The présent volume addressed to the reader's attention creates a precedent: for the first time the original of a text by such an acknowledged contemporary philosopher as Jacques Derrida is published in Russian. There were occasions when his books appeared first in English, Italian and other European languages, but in Russian this happens for the very first time.
There is another difference: if the earlier publications of Derrida's works in foreign languages were always followed by the publication of the original text, in this case the translation itself will serve as the original, instead of the latter, taking its place. Jacques Derrida has done much to unmask such myths as the «original», «originary», «authentic», «order of presence», the privilege of the logos as voice, as that which precedes writing. And now his original text irreducibly acquires the form of translation, in its more than doubtful self-sufficiency, as a fragment of his own fragment which analyzes fragmentary notes, diaries and entries belonging to Etiemble, Gide and Benjamin, all of which Derrida unites under the headline of a special genre: «Back from the USSR».
The present book is a narrative about the possibilities of narration, a return to the return of Jacques Derrida from Moscow, water-marks of a trip he made in February-March 1990. These marks emerge through a deconstructive reading of various «back from the USSR» texts dating back to 1926–1937 when Moscow was the center of a world event — the Revolution.
Derrida's narrative minimalism in his «Back from Moscow, in the USSR» is aimed at avoiding the affirmation of a story yet without falling prey to the heroism of its total and final denunciation. The text is actually free from any evaluation directed inwardly toward the local context. The «criteriological mechanism» it sets into motion makes this text an invaluable guide for travelers (whose number today is really amazing) arriving in what used to be the USSR to wander among its ruins, diagnose its present or its future or «simply and unpretentiously to give an account of the seen».
During the two and a half years since Jacques Derrida's visit to Moscow so much has happened indeed: in the warming political climate the USSR, President Gorbachev, perestroïka, the CPSU, Leningrad and many other things — still seeming intact and reliably frozen in 1990 — have all melted away.
But socialism, collectivism, the «we-dimension» — how was this linked to the USSR that no longer exists, to Moscow — the epicenter of the revolutionary explosion? Is it possible that there was nothing behind it all except for a few «despots-pharmakons», in the terminology of J. Derrida? Why is it so that even having done away with them, having cursed their deeds and erased their names from the plaques of fate, we have no other destiny, and the new names are so suspiciously reminiscent of the old? How can one explain the exceptional stability of the logic of historical repetition in this European region?
These and other questions, provoked by the text of J. Derrida, are reflected upon by Moscow philosophers М. Ryklin, N. Avtonomova and V. Podoroga.

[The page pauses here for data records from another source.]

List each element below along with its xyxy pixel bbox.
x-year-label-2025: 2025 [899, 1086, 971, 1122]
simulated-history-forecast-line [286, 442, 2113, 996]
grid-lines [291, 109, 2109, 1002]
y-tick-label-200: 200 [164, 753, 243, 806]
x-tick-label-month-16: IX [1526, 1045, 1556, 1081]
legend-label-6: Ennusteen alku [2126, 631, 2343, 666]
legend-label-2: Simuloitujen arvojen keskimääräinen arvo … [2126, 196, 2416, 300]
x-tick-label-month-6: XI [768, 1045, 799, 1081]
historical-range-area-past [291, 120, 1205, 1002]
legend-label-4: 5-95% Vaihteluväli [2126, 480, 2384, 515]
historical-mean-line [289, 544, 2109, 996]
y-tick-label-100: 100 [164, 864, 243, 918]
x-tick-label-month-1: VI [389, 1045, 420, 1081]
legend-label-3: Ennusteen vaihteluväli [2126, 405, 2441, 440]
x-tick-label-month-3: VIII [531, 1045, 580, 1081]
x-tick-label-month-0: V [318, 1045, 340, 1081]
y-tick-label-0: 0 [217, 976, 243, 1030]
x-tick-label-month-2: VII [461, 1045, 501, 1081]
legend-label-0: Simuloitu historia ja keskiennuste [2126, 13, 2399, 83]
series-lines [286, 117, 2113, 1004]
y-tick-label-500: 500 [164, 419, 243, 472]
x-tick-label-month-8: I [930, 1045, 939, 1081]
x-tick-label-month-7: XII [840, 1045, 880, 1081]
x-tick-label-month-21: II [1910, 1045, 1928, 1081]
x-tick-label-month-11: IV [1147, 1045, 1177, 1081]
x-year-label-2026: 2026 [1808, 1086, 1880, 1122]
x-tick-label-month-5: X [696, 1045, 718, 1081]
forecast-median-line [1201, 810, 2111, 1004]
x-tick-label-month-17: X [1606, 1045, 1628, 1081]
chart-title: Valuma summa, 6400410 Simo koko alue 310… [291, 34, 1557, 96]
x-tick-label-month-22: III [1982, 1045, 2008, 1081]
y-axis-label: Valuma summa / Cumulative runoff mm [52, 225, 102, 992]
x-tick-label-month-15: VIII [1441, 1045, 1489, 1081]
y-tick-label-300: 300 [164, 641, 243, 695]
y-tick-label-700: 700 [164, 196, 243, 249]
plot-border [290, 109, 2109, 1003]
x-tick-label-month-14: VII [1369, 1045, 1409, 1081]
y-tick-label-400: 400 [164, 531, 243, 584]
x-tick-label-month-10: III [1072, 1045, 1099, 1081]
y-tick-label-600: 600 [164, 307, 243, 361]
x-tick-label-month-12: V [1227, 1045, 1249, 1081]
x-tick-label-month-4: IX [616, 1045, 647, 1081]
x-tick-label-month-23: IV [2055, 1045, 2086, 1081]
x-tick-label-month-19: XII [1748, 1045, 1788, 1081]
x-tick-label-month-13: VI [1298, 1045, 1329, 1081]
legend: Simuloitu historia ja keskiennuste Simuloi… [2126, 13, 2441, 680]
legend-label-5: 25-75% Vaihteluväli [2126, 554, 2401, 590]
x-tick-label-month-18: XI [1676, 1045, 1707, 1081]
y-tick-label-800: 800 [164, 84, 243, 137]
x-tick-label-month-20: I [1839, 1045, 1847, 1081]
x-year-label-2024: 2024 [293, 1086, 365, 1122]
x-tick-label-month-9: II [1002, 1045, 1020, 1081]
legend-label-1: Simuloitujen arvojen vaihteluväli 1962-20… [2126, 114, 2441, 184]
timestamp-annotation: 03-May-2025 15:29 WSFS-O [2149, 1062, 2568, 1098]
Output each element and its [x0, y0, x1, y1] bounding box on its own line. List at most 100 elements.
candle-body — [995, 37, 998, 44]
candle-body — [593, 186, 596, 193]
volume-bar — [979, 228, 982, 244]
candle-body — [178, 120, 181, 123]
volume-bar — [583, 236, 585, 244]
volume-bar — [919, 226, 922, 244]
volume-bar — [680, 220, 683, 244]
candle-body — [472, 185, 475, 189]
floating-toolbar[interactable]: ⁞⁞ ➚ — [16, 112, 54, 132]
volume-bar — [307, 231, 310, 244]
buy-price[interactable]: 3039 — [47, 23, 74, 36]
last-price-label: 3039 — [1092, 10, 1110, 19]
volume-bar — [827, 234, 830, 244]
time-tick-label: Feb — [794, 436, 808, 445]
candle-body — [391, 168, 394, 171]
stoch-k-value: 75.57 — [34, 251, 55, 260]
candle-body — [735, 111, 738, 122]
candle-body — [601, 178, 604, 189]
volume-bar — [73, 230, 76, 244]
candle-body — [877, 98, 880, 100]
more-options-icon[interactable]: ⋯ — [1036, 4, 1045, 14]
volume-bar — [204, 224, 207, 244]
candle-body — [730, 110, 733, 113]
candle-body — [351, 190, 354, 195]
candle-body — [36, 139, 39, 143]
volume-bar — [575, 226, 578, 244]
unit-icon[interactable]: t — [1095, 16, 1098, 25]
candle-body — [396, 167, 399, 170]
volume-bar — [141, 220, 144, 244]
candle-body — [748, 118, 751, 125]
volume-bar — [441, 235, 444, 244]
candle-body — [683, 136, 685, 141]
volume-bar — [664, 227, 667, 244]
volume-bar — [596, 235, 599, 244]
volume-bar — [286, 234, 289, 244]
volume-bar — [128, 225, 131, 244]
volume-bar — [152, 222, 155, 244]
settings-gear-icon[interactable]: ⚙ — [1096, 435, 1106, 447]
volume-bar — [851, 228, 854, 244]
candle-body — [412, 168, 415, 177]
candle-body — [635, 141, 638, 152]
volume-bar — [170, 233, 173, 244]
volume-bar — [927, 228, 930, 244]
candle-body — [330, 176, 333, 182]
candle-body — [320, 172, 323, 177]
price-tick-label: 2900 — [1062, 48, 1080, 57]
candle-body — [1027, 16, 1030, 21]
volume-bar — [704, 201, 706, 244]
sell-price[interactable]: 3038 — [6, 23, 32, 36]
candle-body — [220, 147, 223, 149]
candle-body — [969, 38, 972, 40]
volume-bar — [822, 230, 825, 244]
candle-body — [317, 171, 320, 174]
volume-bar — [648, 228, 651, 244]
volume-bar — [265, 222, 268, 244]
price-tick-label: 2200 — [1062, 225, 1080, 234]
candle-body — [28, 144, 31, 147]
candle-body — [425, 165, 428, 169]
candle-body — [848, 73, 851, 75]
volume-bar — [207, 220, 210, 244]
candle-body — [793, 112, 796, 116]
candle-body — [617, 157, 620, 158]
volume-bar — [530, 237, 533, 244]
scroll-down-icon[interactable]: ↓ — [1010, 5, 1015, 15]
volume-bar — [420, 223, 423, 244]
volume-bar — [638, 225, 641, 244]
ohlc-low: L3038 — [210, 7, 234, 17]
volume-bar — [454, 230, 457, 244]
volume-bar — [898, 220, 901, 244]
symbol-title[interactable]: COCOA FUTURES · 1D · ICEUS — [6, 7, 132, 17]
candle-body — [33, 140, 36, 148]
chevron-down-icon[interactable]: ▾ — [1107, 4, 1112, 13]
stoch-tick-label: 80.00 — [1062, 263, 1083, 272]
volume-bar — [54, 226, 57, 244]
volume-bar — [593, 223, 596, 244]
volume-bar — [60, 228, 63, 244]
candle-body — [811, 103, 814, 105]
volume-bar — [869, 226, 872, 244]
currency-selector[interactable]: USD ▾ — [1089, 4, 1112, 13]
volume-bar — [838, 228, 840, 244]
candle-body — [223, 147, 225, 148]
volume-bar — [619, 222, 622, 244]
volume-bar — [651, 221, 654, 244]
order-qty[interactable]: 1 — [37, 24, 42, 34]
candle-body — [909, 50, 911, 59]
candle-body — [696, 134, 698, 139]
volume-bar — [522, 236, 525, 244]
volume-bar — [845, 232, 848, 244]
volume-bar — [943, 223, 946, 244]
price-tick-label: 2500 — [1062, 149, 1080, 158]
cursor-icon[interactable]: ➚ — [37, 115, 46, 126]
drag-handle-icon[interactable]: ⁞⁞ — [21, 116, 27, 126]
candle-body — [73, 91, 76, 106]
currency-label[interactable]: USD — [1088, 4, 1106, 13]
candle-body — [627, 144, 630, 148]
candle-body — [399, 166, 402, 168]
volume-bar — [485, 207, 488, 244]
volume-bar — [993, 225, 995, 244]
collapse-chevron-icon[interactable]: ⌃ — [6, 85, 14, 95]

М. Ryklin's «Back in Moscow, sans the USSR» is a parallel reading of the same texts that J. Derrida analyzes in his work.
The conversation on philosophy and literature, which took place in Moscow during Jacques Derrida's visit and was proposed by the research associates of the Laboratory for Post-Classical Studies in Philosophy of the Russian Academy of Sciences Institute of Philosophy, places the issues in question within a broader philosophic context, raising the problem of how the strategy of deconstruction can be used in the analysis of various manifestations of both Russian and world culture.
The book ends with a concise biographical account of J. Derrida's life and work as well as a bibliography of his basic writings.